Strona:Dzieła dramatyczne Williama Shakespeare T. 11.djvu/257

Z Wikiźródeł, wolnej biblioteki
Ta strona została przepisana.
—   247   —

Jak ty ubrany, w mokrym zasnął grobie;
Jeśli duch może wziąć ciało i szaty,
Aby nas straszyć, ty jesteś tym duchem.
Sebast.  Tak, jestem duchem, obleczonym gliną,
Ziemskości szatą, w łonie mojej matki.
Z pozorów sądząc, gdybyś był niewiastą,
Łzami radości twarzbym twoją oblał,
I wołał: witaj! po trzykroć mi witaj,
Siostro Wiolo! siostro utopiona!
Wiola.  Mój ojciec znak miał na czole.
Sebast.  Mój także.
Wiola.  A w dniu tym umarł, w którym lat trzynaście
Miała Wiola.
Sebast.  Pamiętna mi data!
Tak, prawda, skończył śmiertelny swój zawód,
Gdy lat trzynaście siostra ma skończyła.
Wiola.  Jeśli do szczęścia naszego zawadą
Tylko ten męski ubiór przywłaszczony,
Nie oddaj wprzódy siostrze twej uścisku,
Póki nie powiesz po ścisłej rozwadze
Czasu i miejsca, wydarzeń, wszystkiego,
Żem jest Wiolą. Na dowód, w tem mieście,
Do kapitana powiodę cię domu,
Gdzie są me szaty; on mnie uratował,
Pomógł wejść w służbę dostojnego księcia,
A odtąd między panem tym i panią,
Jak to zaświadczą, byłam pośrednikiem.
Sebast.  (do Oliwii).

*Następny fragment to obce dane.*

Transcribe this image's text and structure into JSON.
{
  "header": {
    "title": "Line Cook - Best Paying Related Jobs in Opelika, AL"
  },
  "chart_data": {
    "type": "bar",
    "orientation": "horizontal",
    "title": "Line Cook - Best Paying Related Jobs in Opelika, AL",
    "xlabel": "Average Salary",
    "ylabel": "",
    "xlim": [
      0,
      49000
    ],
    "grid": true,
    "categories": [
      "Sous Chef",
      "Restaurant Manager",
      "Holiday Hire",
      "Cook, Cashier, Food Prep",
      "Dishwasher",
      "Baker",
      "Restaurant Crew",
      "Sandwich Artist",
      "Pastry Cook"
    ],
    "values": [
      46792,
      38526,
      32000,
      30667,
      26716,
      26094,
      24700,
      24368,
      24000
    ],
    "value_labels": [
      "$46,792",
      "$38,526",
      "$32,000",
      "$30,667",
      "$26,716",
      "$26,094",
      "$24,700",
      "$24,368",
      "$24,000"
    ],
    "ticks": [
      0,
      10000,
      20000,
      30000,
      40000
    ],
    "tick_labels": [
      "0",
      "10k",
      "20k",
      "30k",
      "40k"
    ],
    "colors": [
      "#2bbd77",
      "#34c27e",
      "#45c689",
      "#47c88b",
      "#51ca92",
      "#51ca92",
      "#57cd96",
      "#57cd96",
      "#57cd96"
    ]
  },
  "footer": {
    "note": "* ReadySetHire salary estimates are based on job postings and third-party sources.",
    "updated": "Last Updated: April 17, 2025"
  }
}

Pozór cię uwiódł, ale w oszukaństwie
Natura była wierną swym instynktom.
Chciałaś dziewicy rękę twoją oddać,
I w tem, przysięgam, nie znajdziesz zawodu,
Bo mąż dziewicze przynosi ci serce.
Książę.  Nie troszcz się, pani, szlachetna krew jego.
(Do Wioli) Gdy tak jest, z tego szczęsnego rozbicia
I ja też moją wyratuję cząstkę.
Chłopcze, po tysiąc mówiłeś mi razy,
Że mnie nad wszystkie kochałeś niewiasty.